Targeting One Southern City, Ukraine Hints at Next Front in the War
KYIV, Ukraine — Ukraine is stepping up efforts to isolate and degrade Russian forces in and around the strategically vital city of Melitopol, ahead of what is widely expected to be the next major phase of the war, a Ukrainian offensive to drive Russian forces from southern Ukraine.
Kyiv has been using long-range precision missile strikes, sabotage missions and targeted assassinations to hone in on the city, which lies about 40 miles behind the front lines in the Zaporizhzhia region. Melitopol is known as the gateway to Crimea because of its location at the crossroads of two major highways and a crucial rail line linking Russia to that peninsula and other territory it occupies in southern Ukraine.

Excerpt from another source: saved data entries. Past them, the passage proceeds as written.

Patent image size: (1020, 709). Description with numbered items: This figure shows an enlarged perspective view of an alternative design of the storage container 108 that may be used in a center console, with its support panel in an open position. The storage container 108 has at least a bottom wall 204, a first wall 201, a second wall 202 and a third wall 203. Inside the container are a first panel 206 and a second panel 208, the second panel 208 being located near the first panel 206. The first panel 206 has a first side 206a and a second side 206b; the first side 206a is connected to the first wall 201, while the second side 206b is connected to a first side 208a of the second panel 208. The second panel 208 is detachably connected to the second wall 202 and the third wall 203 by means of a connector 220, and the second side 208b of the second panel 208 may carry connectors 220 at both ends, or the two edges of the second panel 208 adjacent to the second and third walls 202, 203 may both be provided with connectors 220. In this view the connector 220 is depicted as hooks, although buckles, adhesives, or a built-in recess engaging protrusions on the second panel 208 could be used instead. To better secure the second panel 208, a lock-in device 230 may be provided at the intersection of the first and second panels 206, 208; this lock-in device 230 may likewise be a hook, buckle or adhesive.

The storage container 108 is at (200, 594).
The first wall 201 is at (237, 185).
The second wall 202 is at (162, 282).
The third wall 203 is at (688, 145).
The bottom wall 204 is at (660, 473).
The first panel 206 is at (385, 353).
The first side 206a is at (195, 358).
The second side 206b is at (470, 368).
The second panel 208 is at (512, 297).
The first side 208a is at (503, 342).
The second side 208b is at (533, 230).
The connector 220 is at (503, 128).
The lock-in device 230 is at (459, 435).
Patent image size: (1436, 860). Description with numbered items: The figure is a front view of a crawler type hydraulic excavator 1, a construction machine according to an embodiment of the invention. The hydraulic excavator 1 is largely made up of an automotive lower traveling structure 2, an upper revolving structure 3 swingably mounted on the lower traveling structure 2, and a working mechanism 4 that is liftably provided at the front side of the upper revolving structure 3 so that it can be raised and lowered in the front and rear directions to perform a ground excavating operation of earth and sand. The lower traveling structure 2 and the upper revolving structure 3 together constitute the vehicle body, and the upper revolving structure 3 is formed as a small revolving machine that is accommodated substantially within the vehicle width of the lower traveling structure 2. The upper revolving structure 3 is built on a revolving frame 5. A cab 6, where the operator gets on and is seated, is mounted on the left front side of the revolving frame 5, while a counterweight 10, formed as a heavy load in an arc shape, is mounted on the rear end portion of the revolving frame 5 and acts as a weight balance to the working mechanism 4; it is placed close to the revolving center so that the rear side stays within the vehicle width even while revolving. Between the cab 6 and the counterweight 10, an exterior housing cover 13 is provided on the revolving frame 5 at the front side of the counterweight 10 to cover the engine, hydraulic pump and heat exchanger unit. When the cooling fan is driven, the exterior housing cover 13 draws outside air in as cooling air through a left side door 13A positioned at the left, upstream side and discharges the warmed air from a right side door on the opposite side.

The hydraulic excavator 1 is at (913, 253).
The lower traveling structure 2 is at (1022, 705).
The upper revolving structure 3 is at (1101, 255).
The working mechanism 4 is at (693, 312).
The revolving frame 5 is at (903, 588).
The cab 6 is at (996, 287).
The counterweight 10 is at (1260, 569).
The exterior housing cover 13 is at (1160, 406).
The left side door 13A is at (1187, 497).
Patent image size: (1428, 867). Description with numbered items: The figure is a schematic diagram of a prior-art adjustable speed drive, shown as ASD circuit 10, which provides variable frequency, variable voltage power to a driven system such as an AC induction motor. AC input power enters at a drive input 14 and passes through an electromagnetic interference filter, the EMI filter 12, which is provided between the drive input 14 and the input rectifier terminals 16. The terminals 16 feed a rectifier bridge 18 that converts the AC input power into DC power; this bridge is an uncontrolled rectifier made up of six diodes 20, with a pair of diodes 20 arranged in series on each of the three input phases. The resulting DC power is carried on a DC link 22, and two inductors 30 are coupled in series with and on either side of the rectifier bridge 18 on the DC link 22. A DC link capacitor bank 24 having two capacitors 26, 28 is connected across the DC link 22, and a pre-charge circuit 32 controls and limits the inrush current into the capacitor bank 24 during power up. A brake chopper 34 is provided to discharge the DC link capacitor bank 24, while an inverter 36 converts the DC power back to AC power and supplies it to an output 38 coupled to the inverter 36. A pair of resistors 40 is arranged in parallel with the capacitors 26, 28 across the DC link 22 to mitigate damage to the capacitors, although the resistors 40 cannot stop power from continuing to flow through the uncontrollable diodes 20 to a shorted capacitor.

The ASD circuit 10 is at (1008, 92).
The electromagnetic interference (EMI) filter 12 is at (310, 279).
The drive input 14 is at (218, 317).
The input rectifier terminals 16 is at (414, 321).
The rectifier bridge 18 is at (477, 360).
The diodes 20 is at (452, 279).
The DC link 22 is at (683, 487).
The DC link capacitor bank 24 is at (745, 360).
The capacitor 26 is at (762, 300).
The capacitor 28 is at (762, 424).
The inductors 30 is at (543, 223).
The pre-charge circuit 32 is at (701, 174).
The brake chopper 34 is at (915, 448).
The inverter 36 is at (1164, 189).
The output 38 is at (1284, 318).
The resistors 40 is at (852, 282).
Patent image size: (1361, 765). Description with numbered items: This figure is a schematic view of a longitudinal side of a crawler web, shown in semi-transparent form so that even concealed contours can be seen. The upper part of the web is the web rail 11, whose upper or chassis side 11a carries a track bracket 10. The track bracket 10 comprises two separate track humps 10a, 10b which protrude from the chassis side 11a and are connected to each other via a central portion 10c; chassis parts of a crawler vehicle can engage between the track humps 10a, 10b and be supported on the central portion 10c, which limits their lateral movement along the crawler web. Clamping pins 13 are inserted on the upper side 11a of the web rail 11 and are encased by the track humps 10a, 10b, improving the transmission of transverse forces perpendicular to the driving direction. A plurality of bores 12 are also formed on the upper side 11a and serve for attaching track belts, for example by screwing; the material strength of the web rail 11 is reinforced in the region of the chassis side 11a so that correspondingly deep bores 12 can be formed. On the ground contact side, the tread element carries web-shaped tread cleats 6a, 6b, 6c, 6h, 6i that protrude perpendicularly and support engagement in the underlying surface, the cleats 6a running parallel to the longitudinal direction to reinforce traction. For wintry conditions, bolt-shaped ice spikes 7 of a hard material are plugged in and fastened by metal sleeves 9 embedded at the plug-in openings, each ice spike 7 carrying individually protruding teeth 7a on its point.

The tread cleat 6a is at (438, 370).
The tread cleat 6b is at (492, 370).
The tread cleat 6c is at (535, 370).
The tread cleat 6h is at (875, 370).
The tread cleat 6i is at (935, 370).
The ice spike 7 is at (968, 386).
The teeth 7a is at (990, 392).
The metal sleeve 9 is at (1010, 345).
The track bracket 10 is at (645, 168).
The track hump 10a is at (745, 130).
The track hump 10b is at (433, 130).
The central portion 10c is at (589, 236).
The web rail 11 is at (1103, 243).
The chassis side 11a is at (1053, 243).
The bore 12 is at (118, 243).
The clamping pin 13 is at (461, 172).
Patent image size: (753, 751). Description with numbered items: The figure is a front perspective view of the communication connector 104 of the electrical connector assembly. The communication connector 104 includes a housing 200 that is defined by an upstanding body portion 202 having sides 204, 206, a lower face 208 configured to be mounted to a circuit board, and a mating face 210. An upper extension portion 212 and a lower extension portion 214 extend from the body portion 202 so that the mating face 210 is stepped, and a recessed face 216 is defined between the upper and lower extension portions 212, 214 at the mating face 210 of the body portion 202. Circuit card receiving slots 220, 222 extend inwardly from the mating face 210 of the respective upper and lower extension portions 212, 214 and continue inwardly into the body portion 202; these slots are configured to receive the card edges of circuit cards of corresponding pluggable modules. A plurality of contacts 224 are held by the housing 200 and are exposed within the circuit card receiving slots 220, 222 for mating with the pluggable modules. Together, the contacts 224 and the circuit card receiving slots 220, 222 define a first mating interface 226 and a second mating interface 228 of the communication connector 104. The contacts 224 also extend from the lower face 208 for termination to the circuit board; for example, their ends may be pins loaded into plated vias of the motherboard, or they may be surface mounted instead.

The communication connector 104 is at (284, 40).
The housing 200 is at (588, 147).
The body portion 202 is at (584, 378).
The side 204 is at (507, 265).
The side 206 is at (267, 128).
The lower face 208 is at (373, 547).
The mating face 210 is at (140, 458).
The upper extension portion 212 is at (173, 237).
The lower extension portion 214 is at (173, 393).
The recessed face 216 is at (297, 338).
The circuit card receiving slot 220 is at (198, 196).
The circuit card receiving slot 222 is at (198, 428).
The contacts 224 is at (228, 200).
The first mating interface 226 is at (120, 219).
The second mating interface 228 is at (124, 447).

A bridge in Melitopol across the Molochna River was sabotaged Monday night — an act that both Ukrainian and Russian officials attributed to Kyiv’s forces — with video showing that two pillars supporting the span had been blown up. The bridge’s destruction compromised a key Russian supply route to Melitopol from the south.
Both Ukrainian and Russian officials have acknowledged the recent Ukrainian strikes and attempts to hit Russian command centers, ammunition depots and supply routes in Melitopol, whose prewar population was about 150,000. The aftermaths of some of the recent attacks have been captured on video broadcast on social media by Russian soldiers.
It is not clear whether the strikes were intended as a prelude to an offensive or a distraction as Ukrainian forces prepare to attack the Russians from a different direction. But military analysts described them as significant and said they fit with a pattern of Ukraine’s using precision missiles to strike Russian logistical targets.
Melitopol is a key hub, and regaining control over it could help Ukraine’s forces take back not only the full Zaporizhzhia region, but also the rest of neighboring Kherson. That could then potentially even give them a path to drive Russian forces all the way back to Crimea, which the Russians had controlled prior to the invasion.
“All this hangs completely on Melitopol,” Oleksiy Arestovych, a top adviser to President Volodymyr Zelensky, said over the weekend. “If Melitopol falls, the entire Russian defense up to Kherson collapses, and the Ukrainian armed forces jump right to the border with Crimea.”
Since being routed in northeastern Ukraine and forced to retreat from the southern port city of Kherson, Russian forces have fought to fortify defensive positions across a front line that stretches for hundreds of miles. Ukrainian forces continue to advance slowly in the south, but the most intense fighting has been in the east, where Russian forces are trying to seize the city of Bakhmut and Moscow continues to hurl soldiers into the battle.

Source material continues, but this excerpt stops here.